Tous les chemins mènent à Roms

Ce mercredi 4 mai 2011 l’Université rurale du Clunisois invitait le Professeur Jean-Pierre Liégeois à parler des Roms en Europe, dans le cadre d’une programmation spéciale « 9 mai – fête de l’Europe – faîtes l’Europe ».

La dénomination « Roms » recouvre une mosaïque de peuples connus sous différents noms tels Tziganes, Gitans, Manouches et d’autres encore de pays à pays. La population Roms en France est de l’ordre de 400 000 personnes (moins de 1% de la population française), essentiellement sédentaire et de nationalité française. Les Roms migrants sur le territoire français sont de l’ordre de 15 000 seulement.

Certains pays tels la Roumanie et la Hongrie ont une population Roms représentant près de 10% de leur population totale, ce qui implique une prise en charge politique sérieuse afin de faire cohabiter voire d’intégrer cette population très attachée à ses traditions, sa langue et son mode de vie. On ne peut que constater que malgré de nombreux efforts politiques, législatifs et sociaux la situation de Roms reste très difficile, le plus souvent rejetés par les populations locales. De la « simple » ghettoïsation à la provocation haineuse par des milices nationalistes tel que l’on le voit actuellement en Hongrie, la situation des Roms en Europe est un baromètre de l’état mental des populations européennes. Les Roms font aujourd’hui, encore une fois, les frais du repli identitaire et de la gestion par la peur de gouvernements populistes.

L’exception culturelle française est à nouveau à l’honneur, si on peut dire: unique non-signataire (avec la Turquie, parmi les 47 pays membres du Conseil de l’Europe) de la Convention-cadre pour la protection des minorités nationales, la France est le seul pays à avoir inventé le terme « gens du voyage », qui ne veut rien dire et n’existe même pas au singulier (qu’appelle t-on un individu faisant partie des « gens du voyage »?). C’est une catégorisation administrative qui regroupe les migrants en général (Roms et autres) et sert d’épouvantail aux politiques que l’on sait. Certains dérapages avaient fait polémique l’an dernier entre Paris et Bruxelles.

Cela dit il est évident que la présence de Roms migrants peut poser problème sur le terrain, notamment par manque d’aire d’accueil comme c’est le cas actuellement à Villechétif en Champagne-Ardenne, menant à la démission de l’ensemble du conseil municipal local! Hier nous projetions en fin de soirée un beau documentaire tourné à Achères (Val d’Oise) en 2003 lors de l’affaire des expulsions de 60 Roms de la commune, et du combat de celle-ci pour trouver une solution durable aux Roms qui avaient réussi à rester (en se cachant chez les habitants). Tristes remontées gastriques d’une raison d’Etat pervertie que l’on aurait pu croire définitivement enterrée mais qui, au contraire, entend bien renaître de ses cendres. Et même pas besoin du FN.

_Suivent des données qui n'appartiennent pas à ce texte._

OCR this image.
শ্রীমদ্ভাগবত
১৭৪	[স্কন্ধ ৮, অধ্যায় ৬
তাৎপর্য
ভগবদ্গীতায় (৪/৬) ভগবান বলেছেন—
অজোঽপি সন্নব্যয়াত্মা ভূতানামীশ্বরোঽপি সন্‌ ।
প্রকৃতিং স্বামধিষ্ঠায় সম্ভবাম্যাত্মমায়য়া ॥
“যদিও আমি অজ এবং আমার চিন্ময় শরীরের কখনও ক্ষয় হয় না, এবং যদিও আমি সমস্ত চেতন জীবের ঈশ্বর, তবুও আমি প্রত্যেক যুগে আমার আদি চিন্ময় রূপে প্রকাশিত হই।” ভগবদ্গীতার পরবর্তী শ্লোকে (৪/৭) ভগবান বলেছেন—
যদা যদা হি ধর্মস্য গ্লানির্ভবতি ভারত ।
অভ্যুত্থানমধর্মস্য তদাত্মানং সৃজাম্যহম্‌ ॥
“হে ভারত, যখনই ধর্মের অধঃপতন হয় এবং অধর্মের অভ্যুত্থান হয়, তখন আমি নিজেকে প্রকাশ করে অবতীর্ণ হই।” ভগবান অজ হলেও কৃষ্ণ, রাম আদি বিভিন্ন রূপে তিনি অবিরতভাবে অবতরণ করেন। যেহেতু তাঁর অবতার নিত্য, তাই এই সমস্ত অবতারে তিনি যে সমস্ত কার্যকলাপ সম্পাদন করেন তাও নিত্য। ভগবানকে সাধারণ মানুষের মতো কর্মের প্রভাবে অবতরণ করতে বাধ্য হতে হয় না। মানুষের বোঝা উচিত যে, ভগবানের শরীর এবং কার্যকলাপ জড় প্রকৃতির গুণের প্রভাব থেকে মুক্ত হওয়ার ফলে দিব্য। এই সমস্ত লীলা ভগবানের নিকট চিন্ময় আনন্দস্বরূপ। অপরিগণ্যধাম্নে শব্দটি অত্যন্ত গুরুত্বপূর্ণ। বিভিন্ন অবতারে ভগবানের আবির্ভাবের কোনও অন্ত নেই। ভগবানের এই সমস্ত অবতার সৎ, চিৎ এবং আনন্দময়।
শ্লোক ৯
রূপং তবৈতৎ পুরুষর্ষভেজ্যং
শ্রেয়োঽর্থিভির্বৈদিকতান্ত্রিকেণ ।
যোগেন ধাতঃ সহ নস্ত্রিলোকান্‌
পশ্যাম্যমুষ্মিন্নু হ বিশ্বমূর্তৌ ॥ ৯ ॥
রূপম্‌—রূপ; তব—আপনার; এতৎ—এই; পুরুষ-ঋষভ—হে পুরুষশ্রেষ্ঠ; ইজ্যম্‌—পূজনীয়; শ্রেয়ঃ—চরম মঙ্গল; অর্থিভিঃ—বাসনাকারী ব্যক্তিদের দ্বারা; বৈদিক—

ROMS - Le Parlement européen demande à Paris de suspendre les expulsions

Les Roms, de ce que l’on sait du moins, sont arrivés en France au 15ème siècle. On les prenait pour des Egyptiens, d’ou le terme « Gitans ». les Bohémiens étaient arrivés via la Bohème, et les Romanichels étaient tout simplement des « fils de Romani ». Leur origine est l’Inde, la première vague migratoire semblant remonter à l’an 1000. On les retrouve aujourd’hui dans toute l’Europe et l’Asie. Leur langue traditionnelle, le Romani, est très proche du Sanskrit.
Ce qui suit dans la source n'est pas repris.